Sunday, April 5, 2009

bleachers


This is about not having a memory.   Here are the bleachers, piled up, in Donaldson Park, Highland Park, waiting for the new baseball season (they might, however, have to wait a long long time, since most of the park seems to have been plowed up and the soil mixed with sand and, one hopes, will soon be re-seeded).   They look, therefore, like a sign of spring: cue daffodils, willow trees bursting into bright green leaf, speedboats on the Raritan.   

But it's not quite my spring, at least not my memory prompt for spring.   I had an emotionally intense blast of that this morning, via Skype - courtesy of my father taking the computer round my parents' garden, and showing the - yes, daffodils, banks of them - and the magnolia, and the newly arrived roses that we gave them for Christmas, which they have planted up with spinach.   Spinach?   Is this the economy?   But the real nostalgic tug came not from the vegetation, but from the energetic birdsong.    

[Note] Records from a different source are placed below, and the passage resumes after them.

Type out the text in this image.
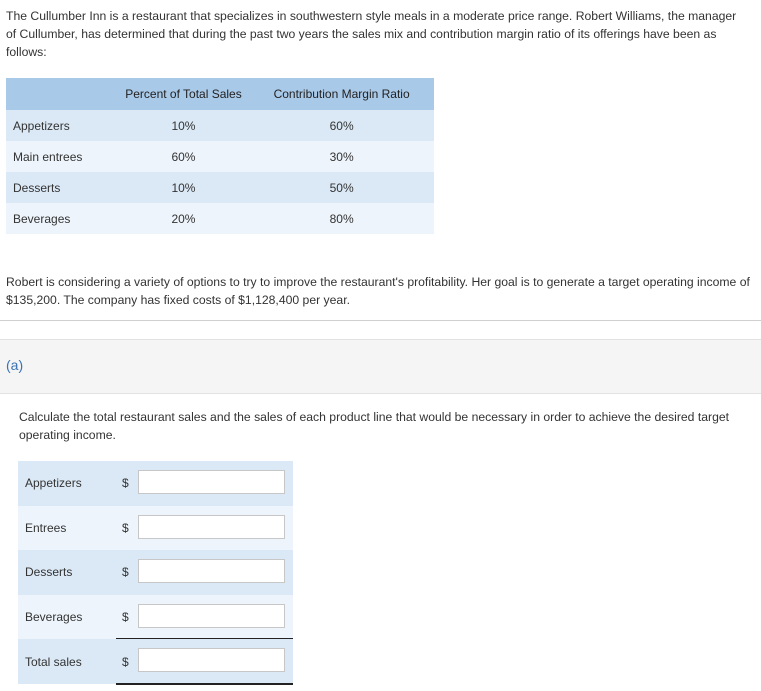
The Cullumber Inn is a restaurant that specializes in southwestern style meals in a moderate price range. Robert Williams, the manager of Cullumber, has determined that during the past two years the sales mix and contribution margin ratio of its offerings have been as follows:
	Percent of Total Sales	Contribution Margin Ratio
Appetizers	10%	60%
Main entrees	60%	30%
Desserts	10%	50%
Beverages	20%	80%
Robert is considering a variety of options to try to improve the restaurant's profitability. Her goal is to generate a target operating income of $135,200. The company has fixed costs of $1,128,400 per year.
(a)
Calculate the total restaurant sales and the sales of each product line that would be necessary in order to achieve the desired target operating income.
Appetizers	$
Entrees	$
Desserts	$
Beverages	$
Total sales	$
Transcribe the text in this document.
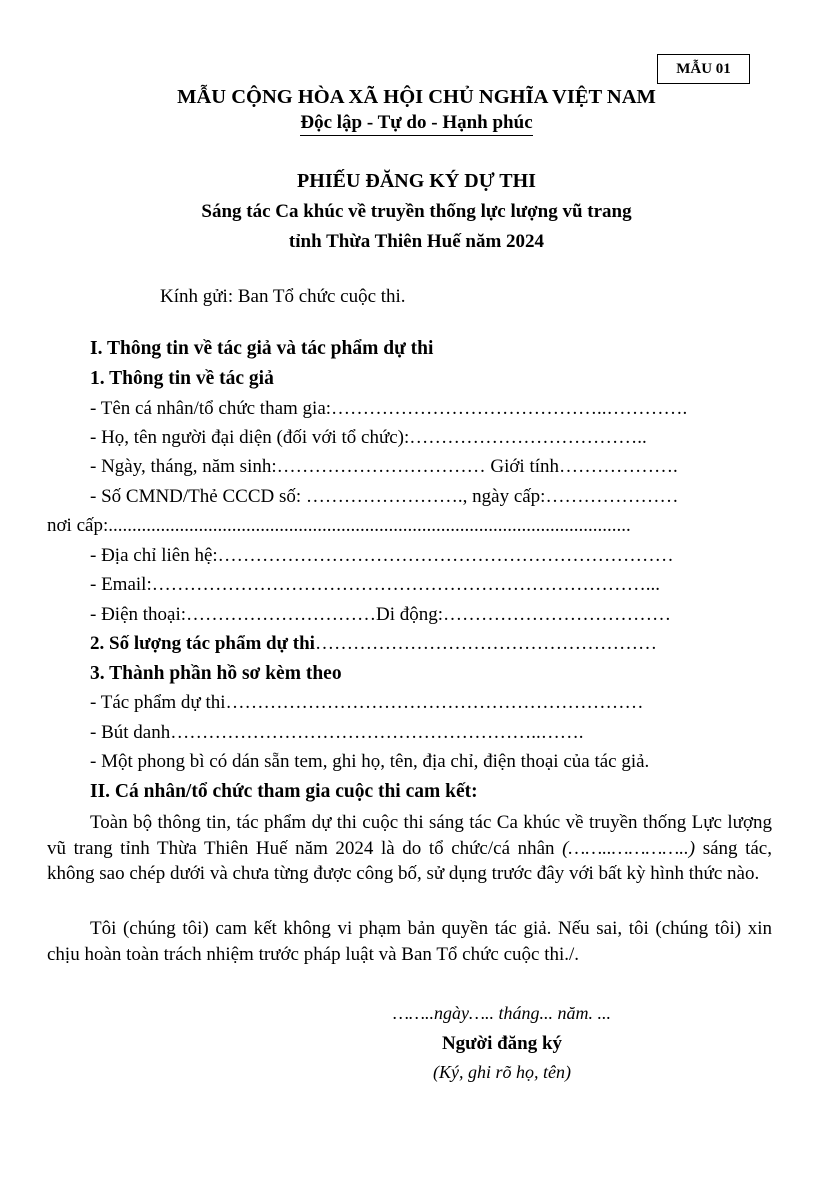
MẪU 01
MẪU CỘNG HÒA XÃ HỘI CHỦ NGHĨA VIỆT NAM
Độc lập - Tự do - Hạnh phúc
PHIẾU ĐĂNG KÝ DỰ THI
Sáng tác Ca khúc về truyền thống lực lượng vũ trang
tỉnh Thừa Thiên Huế năm 2024
Kính gửi: Ban Tổ chức cuộc thi.
I. Thông tin về tác giả và tác phẩm dự thi
1. Thông tin về tác giả
- Tên cá nhân/tổ chức tham gia:……………………………………..………….
- Họ, tên người đại diện (đối với tổ chức):………………………………..
- Ngày, tháng, năm sinh:…………………………… Giới tính……………….
- Số CMND/Thẻ CCCD số: ……………………., ngày cấp:…………………
nơi cấp:..............................................................................................................
- Địa chỉ liên hệ:………………………………………………………………
- Email:……………………………………………………………………...
- Điện thoại:…………………………Di động:………………………………
2. Số lượng tác phẩm dự thi………………………………………………
3. Thành phần hồ sơ kèm theo
- Tác phẩm dự thi…………………………………………………………
- Bút danh…………………………………………………..…….
- Một phong bì có dán sẵn tem, ghi họ, tên, địa chỉ, điện thoại của tác giả.
II. Cá nhân/tổ chức tham gia cuộc thi cam kết:
Toàn bộ thông tin, tác phẩm dự thi cuộc thi sáng tác Ca khúc về truyền thống Lực lượng vũ trang tỉnh Thừa Thiên Huế năm 2024 là do tổ chức/cá nhân (……..…………..) sáng tác, không sao chép dưới và chưa từng được công bố, sử dụng trước đây với bất kỳ hình thức nào.
Tôi (chúng tôi) cam kết không vi phạm bản quyền tác giả. Nếu sai, tôi (chúng tôi) xin chịu hoàn toàn trách nhiệm trước pháp luật và Ban Tổ chức cuộc thi./.
……..ngày….. tháng... năm. ...
Người đăng ký
(Ký, ghi rõ họ, tên)
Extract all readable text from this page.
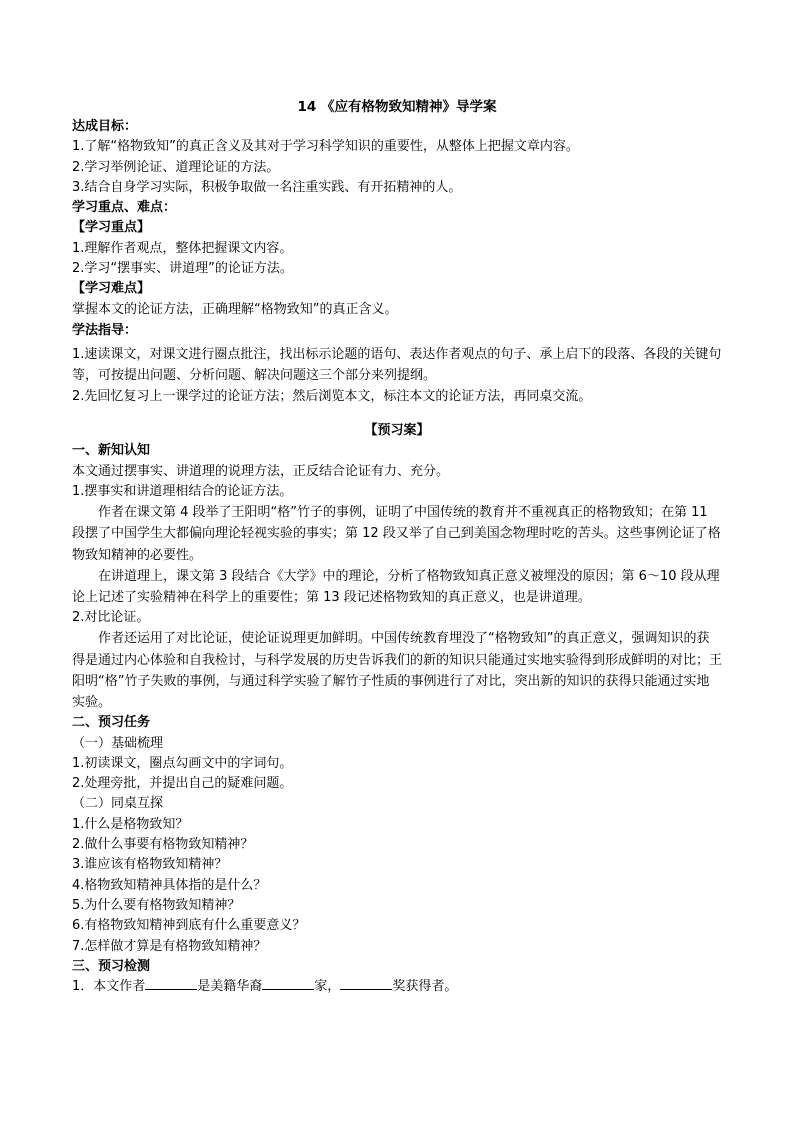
14 《应有格物致知精神》导学案
达成目标：
1.了解“格物致知”的真正含义及其对于学习科学知识的重要性，从整体上把握文章内容。
2.学习举例论证、道理论证的方法。
3.结合自身学习实际，积极争取做一名注重实践、有开拓精神的人。
学习重点、难点：
【学习重点】
1.理解作者观点，整体把握课文内容。
2.学习“摆事实、讲道理”的论证方法。
【学习难点】
掌握本文的论证方法，正确理解“格物致知”的真正含义。
学法指导：
1.速读课文，对课文进行圈点批注，找出标示论题的语句、表达作者观点的句子、承上启下的段落、各段的关键句等，可按提出问题、分析问题、解决问题这三个部分来列提纲。
2.先回忆复习上一课学过的论证方法；然后浏览本文，标注本文的论证方法，再同桌交流。
【预习案】
一、新知认知
本文通过摆事实、讲道理的说理方法，正反结合论证有力、充分。
1.摆事实和讲道理相结合的论证方法。
作者在课文第 4 段举了王阳明“格”竹子的事例，证明了中国传统的教育并不重视真正的格物致知；在第 11 段摆了中国学生大都偏向理论轻视实验的事实；第 12 段又举了自己到美国念物理时吃的苦头。这些事例论证了格物致知精神的必要性。
在讲道理上，课文第 3 段结合《大学》中的理论，分析了格物致知真正意义被埋没的原因；第 6～10 段从理论上记述了实验精神在科学上的重要性；第 13 段记述格物致知的真正意义，也是讲道理。
2.对比论证。
作者还运用了对比论证，使论证说理更加鲜明。中国传统教育埋没了“格物致知”的真正意义，强调知识的获得是通过内心体验和自我检讨，与科学发展的历史告诉我们的新的知识只能通过实地实验得到形成鲜明的对比；王阳明“格”竹子失败的事例，与通过科学实验了解竹子性质的事例进行了对比，突出新的知识的获得只能通过实地实验。
二、预习任务
（一）基础梳理
1.初读课文，圈点勾画文中的字词句。
2.处理旁批，并提出自己的疑难问题。
（二）同桌互探
1.什么是格物致知？
2.做什么事要有格物致知精神？
3.谁应该有格物致知精神？
4.格物致知精神具体指的是什么？
5.为什么要有格物致知精神？
6.有格物致知精神到底有什么重要意义？
7.怎样做才算是有格物致知精神？
三、预习检测
1．本文作者	是美籍华裔	家，	奖获得者。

Bleachers, though.   It took me some years or decades to realize what this word signified - something must eventually have rubbed off via my reading, but somehow the Joni Mitchell song ("The blonde in the bleachers/She flips her hair for you/Above the loudspeakers...The girls and the bands/And the rocknroll man") had me very confused, possibly with another non-British concept, the boardwalk.   And baseball is a sport I haven't yet really got the hang of.   Nor softball.   I played a yet further sibling, rounders, in junior school, but that didn't particularly draw me to its transatlantic cousin (rather, what I remember most about heading off to the playing field - itself historical, since it was where the first Wimbledon Lawn Tennis championship was held before it moved to its current home - is the picnic lunches that my mother packed for me, which would invariably include some sausage rolls, cooked from frozen, with their warm pastry crumbling damply over the handful of cherries, and with a chunk of compressed dates thrown in for good measure, and a warm tomato).   Women's basketball, yes (I'm watching the Final Four with the other half of my head), and, indeed, and to my own surprise, football.   But baseball?   My sense of sporting spring involves the emergence of the heavy roller on the cricket pitch, not benches piled up alongside an extraordinarily high piece of triangular netting.